For me, when trying to learn about history in the Galesburg/ Mendota and Freeport area, I turn to historian Rex Cherrington, who is a wonderful source of information about agricultural companies in the surrounding areas. I can learn more from Rex in a 10-minute conversation that in an hour on the computer. I also call on auctioneer Kurt Aumann to learn about trends in agricultural equipment, and editor Chad Elmore as a resource for technical and historical information. When it comes to mechanical and engineering questions about equipment, I look to Kent Jansen, of Jansen Brothers Garage in Sigel, Ill., or friend Mark Dozier. I also often call my brother-in-law Wayne Ladage, especially if the subject involves pulling tractors.
My husband Keith has an array of experts he looks to when working on equipment out in the shop. For him, it depends on the area of information he is seeking that determines who he turns to. He calls on a mechanic at Sloan’s Implement often by the name of Leonard Helmrichs, who is a two-cylinder expert. Keith also depends on Don Dixon – who they call Napa Don – from the Auburn, Ill., Napa store for help with parts, and about which is the best part to use and knowledge about its availability.
Don said that he has been operating the Auburn Napa store since 1986. “I was in the military service (the Army) before that.”
This is not the first time that Don has been singled out as the subject of a story. “Dave Baake that wrote for the Springfield State Journal Register wrote about me,” Don said. “I was Kind Dad in 2010 at the University of Illinois.”
Two of his daughters attended the time and one had written a winning essay about her father that caught Baake’s attention. Don said helping people is what he does, and what he likes to do. Don and others like him make a huge difference in collectors’ lives.
There are so many different places to turn. Expertise is hard to come by and it is important to take advantage of information when it is available. Aumann Auctions is offering a tractor school for customers to learn more about some of the older tractors. That is one opportunity for tractor guys and gals to immerse themselves for a day or two and gain knowledge of the antique tractors and learn how to care for the older machines.
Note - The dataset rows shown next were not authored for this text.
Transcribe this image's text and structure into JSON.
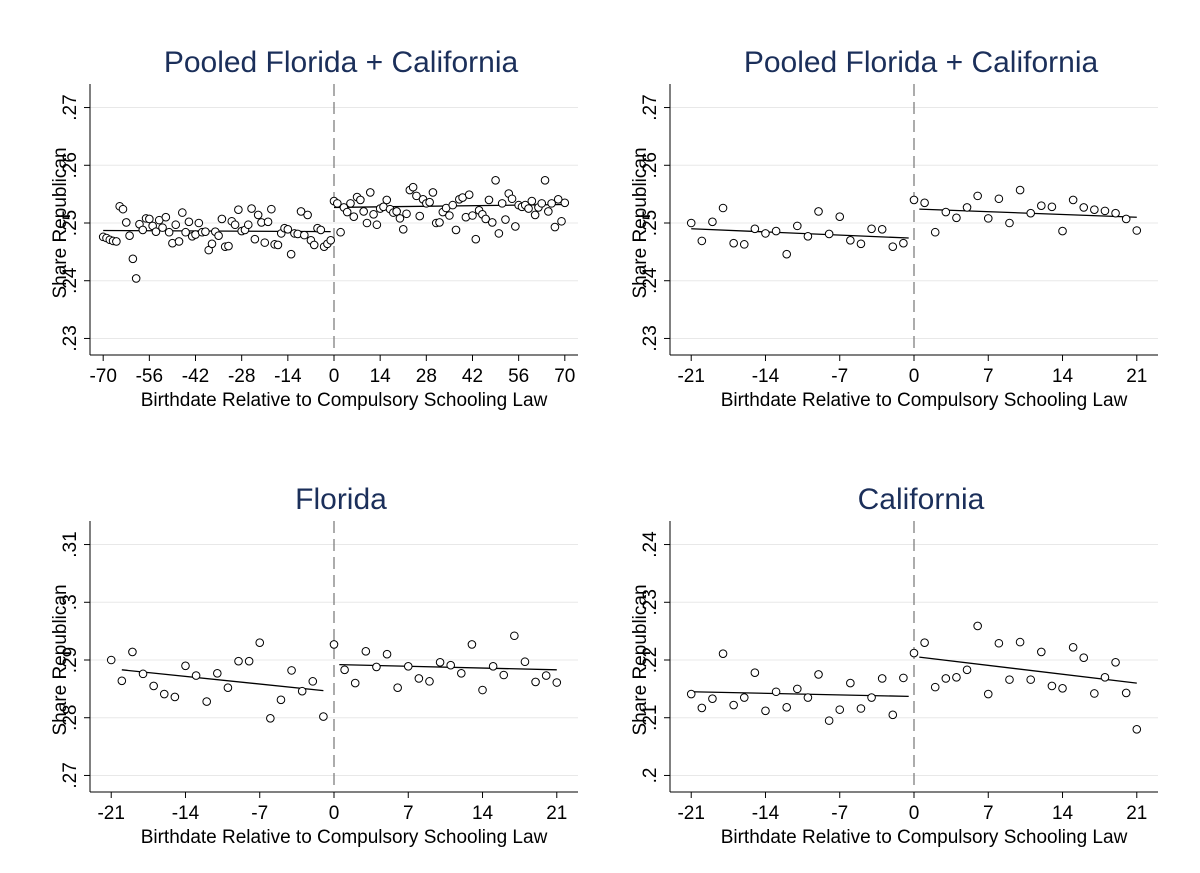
{
  "chart_data": [
    {
      "type": "scatter",
      "title": "Pooled Florida + California",
      "xlabel": "Birthdate Relative to Compulsory Schooling Law",
      "ylabel": "Share Republican",
      "xlim": [
        -74,
        74
      ],
      "ylim": [
        0.228,
        0.272
      ],
      "xticks": [
        -70,
        -56,
        -42,
        -28,
        -14,
        0,
        14,
        28,
        42,
        56,
        70
      ],
      "yticks": [
        0.23,
        0.24,
        0.25,
        0.26,
        0.27
      ],
      "ytick_labels": [
        ".23",
        ".24",
        ".25",
        ".26",
        ".27"
      ],
      "cutoff": 0,
      "fit": [
        {
          "x": [
            -70,
            -1
          ],
          "y": [
            0.2487,
            0.2485
          ]
        },
        {
          "x": [
            0,
            70
          ],
          "y": [
            0.2527,
            0.2532
          ]
        }
      ],
      "points": {
        "x": [
          -70,
          -69,
          -68,
          -67,
          -66,
          -65,
          -64,
          -63,
          -62,
          -61,
          -60,
          -59,
          -58,
          -57,
          -56,
          -55,
          -54,
          -53,
          -52,
          -51,
          -50,
          -49,
          -48,
          -47,
          -46,
          -45,
          -44,
          -43,
          -42,
          -41,
          -40,
          -39,
          -38,
          -37,
          -36,
          -35,
          -34,
          -33,
          -32,
          -31,
          -30,
          -29,
          -28,
          -27,
          -26,
          -25,
          -24,
          -23,
          -22,
          -21,
          -20,
          -19,
          -18,
          -17,
          -16,
          -15,
          -14,
          -13,
          -12,
          -11,
          -10,
          -9,
          -8,
          -7,
          -6,
          -5,
          -4,
          -3,
          -2,
          -1,
          0,
          1,
          2,
          3,
          4,
          5,
          6,
          7,
          8,
          9,
          10,
          11,
          12,
          13,
          14,
          15,
          16,
          17,
          18,
          19,
          20,
          21,
          22,
          23,
          24,
          25,
          26,
          27,
          28,
          29,
          30,
          31,
          32,
          33,
          34,
          35,
          36,
          37,
          38,
          39,
          40,
          41,
          42,
          43,
          44,
          45,
          46,
          47,
          48,
          49,
          50,
          51,
          52,
          53,
          54,
          55,
          56,
          57,
          58,
          59,
          60,
          61,
          62,
          63,
          64,
          65,
          66,
          67,
          68,
          69,
          70
        ],
        "y": [
          0.2476,
          0.2474,
          0.2471,
          0.2469,
          0.2468,
          0.2529,
          0.2524,
          0.2501,
          0.2478,
          0.2438,
          0.2404,
          0.2498,
          0.2488,
          0.2508,
          0.2507,
          0.2495,
          0.2485,
          0.2505,
          0.2492,
          0.251,
          0.2484,
          0.2465,
          0.2497,
          0.2468,
          0.2518,
          0.2484,
          0.2502,
          0.2477,
          0.248,
          0.25,
          0.2484,
          0.2485,
          0.2453,
          0.2464,
          0.2485,
          0.2478,
          0.2507,
          0.2459,
          0.246,
          0.2503,
          0.2497,
          0.2523,
          0.2486,
          0.2488,
          0.2497,
          0.2525,
          0.2472,
          0.2514,
          0.2501,
          0.2466,
          0.2502,
          0.2524,
          0.2463,
          0.2462,
          0.2482,
          0.2491,
          0.2489,
          0.2446,
          0.2482,
          0.2481,
          0.252,
          0.2479,
          0.2514,
          0.247,
          0.2462,
          0.2491,
          0.2488,
          0.2459,
          0.2464,
          0.247,
          0.2538,
          0.2534,
          0.2484,
          0.2527,
          0.2519,
          0.2534,
          0.2511,
          0.2545,
          0.254,
          0.252,
          0.25,
          0.2553,
          0.2515,
          0.2497,
          0.2525,
          0.2528,
          0.254,
          0.2524,
          0.2518,
          0.252,
          0.2508,
          0.2489,
          0.2516,
          0.2557,
          0.2562,
          0.2547,
          0.2512,
          0.2541,
          0.2534,
          0.2536,
          0.2553,
          0.25,
          0.2501,
          0.2519,
          0.2526,
          0.2513,
          0.2531,
          0.2488,
          0.2541,
          0.2544,
          0.251,
          0.2549,
          0.2513,
          0.2472,
          0.2522,
          0.2515,
          0.2507,
          0.254,
          0.2501,
          0.2574,
          0.2482,
          0.2534,
          0.2506,
          0.2551,
          0.2542,
          0.2494,
          0.2531,
          0.2528,
          0.2531,
          0.2525,
          0.2538,
          0.2514,
          0.2527,
          0.2534,
          0.2574,
          0.252,
          0.2534,
          0.2493,
          0.2541,
          0.2503,
          0.2535
        ]
      }
    },
    {
      "type": "scatter",
      "title": "Pooled Florida + California",
      "xlabel": "Birthdate Relative to Compulsory Schooling Law",
      "ylabel": "Share Republican",
      "xlim": [
        -23,
        23
      ],
      "ylim": [
        0.228,
        0.272
      ],
      "xticks": [
        -21,
        -14,
        -7,
        0,
        7,
        14,
        21
      ],
      "yticks": [
        0.23,
        0.24,
        0.25,
        0.26,
        0.27
      ],
      "ytick_labels": [
        ".23",
        ".24",
        ".25",
        ".26",
        ".27"
      ],
      "cutoff": 0,
      "fit": [
        {
          "x": [
            -21,
            -0.5
          ],
          "y": [
            0.249,
            0.2474
          ]
        },
        {
          "x": [
            0.5,
            21
          ],
          "y": [
            0.2524,
            0.251
          ]
        }
      ],
      "points": {
        "x": [
          -21,
          -20,
          -19,
          -18,
          -17,
          -16,
          -15,
          -14,
          -13,
          -12,
          -11,
          -10,
          -9,
          -8,
          -7,
          -6,
          -5,
          -4,
          -3,
          -2,
          -1,
          0,
          1,
          2,
          3,
          4,
          5,
          6,
          7,
          8,
          9,
          10,
          11,
          12,
          13,
          14,
          15,
          16,
          17,
          18,
          19,
          20,
          21
        ],
        "y": [
          0.25,
          0.2469,
          0.2502,
          0.2526,
          0.2465,
          0.2463,
          0.249,
          0.2482,
          0.2486,
          0.2446,
          0.2495,
          0.2477,
          0.252,
          0.2481,
          0.2511,
          0.247,
          0.2464,
          0.249,
          0.2489,
          0.2459,
          0.2465,
          0.254,
          0.2535,
          0.2484,
          0.2519,
          0.2509,
          0.2527,
          0.2547,
          0.2508,
          0.2542,
          0.25,
          0.2557,
          0.2517,
          0.253,
          0.2528,
          0.2486,
          0.254,
          0.2527,
          0.2523,
          0.2521,
          0.2517,
          0.2507,
          0.2487
        ]
      }
    },
    {
      "type": "scatter",
      "title": "Florida",
      "xlabel": "Birthdate Relative to Compulsory Schooling Law",
      "ylabel": "Share Republican",
      "xlim": [
        -23,
        23
      ],
      "ylim": [
        0.268,
        0.312
      ],
      "xticks": [
        -21,
        -14,
        -7,
        0,
        7,
        14,
        21
      ],
      "yticks": [
        0.27,
        0.28,
        0.29,
        0.3,
        0.31
      ],
      "ytick_labels": [
        ".27",
        ".28",
        ".29",
        ".3",
        ".31"
      ],
      "cutoff": 0,
      "fit": [
        {
          "x": [
            -20,
            -1
          ],
          "y": [
            0.2883,
            0.2847
          ]
        },
        {
          "x": [
            0.5,
            21
          ],
          "y": [
            0.2892,
            0.2883
          ]
        }
      ],
      "points": {
        "x": [
          -21,
          -20,
          -19,
          -18,
          -17,
          -16,
          -15,
          -14,
          -13,
          -12,
          -11,
          -10,
          -9,
          -8,
          -7,
          -6,
          -5,
          -4,
          -3,
          -2,
          -1,
          0,
          1,
          2,
          3,
          4,
          5,
          6,
          7,
          8,
          9,
          10,
          11,
          12,
          13,
          14,
          15,
          16,
          17,
          18,
          19,
          20,
          21
        ],
        "y": [
          0.29,
          0.2864,
          0.2914,
          0.2876,
          0.2855,
          0.2841,
          0.2836,
          0.289,
          0.2873,
          0.2828,
          0.2877,
          0.2852,
          0.2898,
          0.2898,
          0.293,
          0.2799,
          0.2831,
          0.2882,
          0.2846,
          0.2863,
          0.2802,
          0.2927,
          0.2883,
          0.286,
          0.2915,
          0.2888,
          0.291,
          0.2852,
          0.2889,
          0.2868,
          0.2863,
          0.2896,
          0.2891,
          0.2877,
          0.2927,
          0.2848,
          0.2889,
          0.2874,
          0.2942,
          0.2897,
          0.2862,
          0.2873,
          0.2861
        ]
      }
    },
    {
      "type": "scatter",
      "title": "California",
      "xlabel": "Birthdate Relative to Compulsory Schooling Law",
      "ylabel": "Share Republican",
      "xlim": [
        -23,
        23
      ],
      "ylim": [
        0.198,
        0.242
      ],
      "xticks": [
        -21,
        -14,
        -7,
        0,
        7,
        14,
        21
      ],
      "yticks": [
        0.2,
        0.21,
        0.22,
        0.23,
        0.24
      ],
      "ytick_labels": [
        ".2",
        ".21",
        ".22",
        ".23",
        ".24"
      ],
      "cutoff": 0,
      "fit": [
        {
          "x": [
            -21,
            -0.5
          ],
          "y": [
            0.2145,
            0.2137
          ]
        },
        {
          "x": [
            0.5,
            21
          ],
          "y": [
            0.2205,
            0.216
          ]
        }
      ],
      "points": {
        "x": [
          -21,
          -20,
          -19,
          -18,
          -17,
          -16,
          -15,
          -14,
          -13,
          -12,
          -11,
          -10,
          -9,
          -8,
          -7,
          -6,
          -5,
          -4,
          -3,
          -2,
          -1,
          0,
          1,
          2,
          3,
          4,
          5,
          6,
          7,
          8,
          9,
          10,
          11,
          12,
          13,
          14,
          15,
          16,
          17,
          18,
          19,
          20,
          21
        ],
        "y": [
          0.2141,
          0.2117,
          0.2133,
          0.2211,
          0.2122,
          0.2135,
          0.2178,
          0.2112,
          0.2145,
          0.2118,
          0.215,
          0.2135,
          0.2175,
          0.2095,
          0.2114,
          0.216,
          0.2116,
          0.2135,
          0.2168,
          0.2105,
          0.2169,
          0.2212,
          0.223,
          0.2153,
          0.2168,
          0.217,
          0.2183,
          0.2259,
          0.2141,
          0.2229,
          0.2166,
          0.2231,
          0.2166,
          0.2214,
          0.2155,
          0.2151,
          0.2222,
          0.2204,
          0.2142,
          0.217,
          0.2196,
          0.2143,
          0.208
        ]
      }
    }
  ]
}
Events like the winter conventions also offer workshops where experts provide topics with details on how to take care of tractors and offer history and research topics. These conferences and conventions and the summer get-togethers give collectors a chance to not only socialize, but add much needed knowledge to be able to take care of their valuable antique tractors, literature and memorabilia.
Sometimes the expert is not a collector at all, but an expert in a field like literature preservation. Keith has turned to a local bookstore owner John Paul several times to talk to him about how to preserve his literature and keep it safe and protect it in storage. When it comes to restoration, the local paint dealer is an important reference for the correct paint and primer. A body man can help with ensuring that work on a tractor or toy is done properly.
Librarians can provide immeasurable assistance when it comes to finding pictures and trying to locate that historical information you require to get to the bottom of that burning question you need to know.
So, who is it for you that is your go to guy or gal? Who helps you when you are in a clinch and has helped you over the hump when you couldn’t get the answer you needed? Make sure to say thank you to him or her because for a long time, we were without access to the assistance we needed, and today, we can see the people we need and can be thankful for that.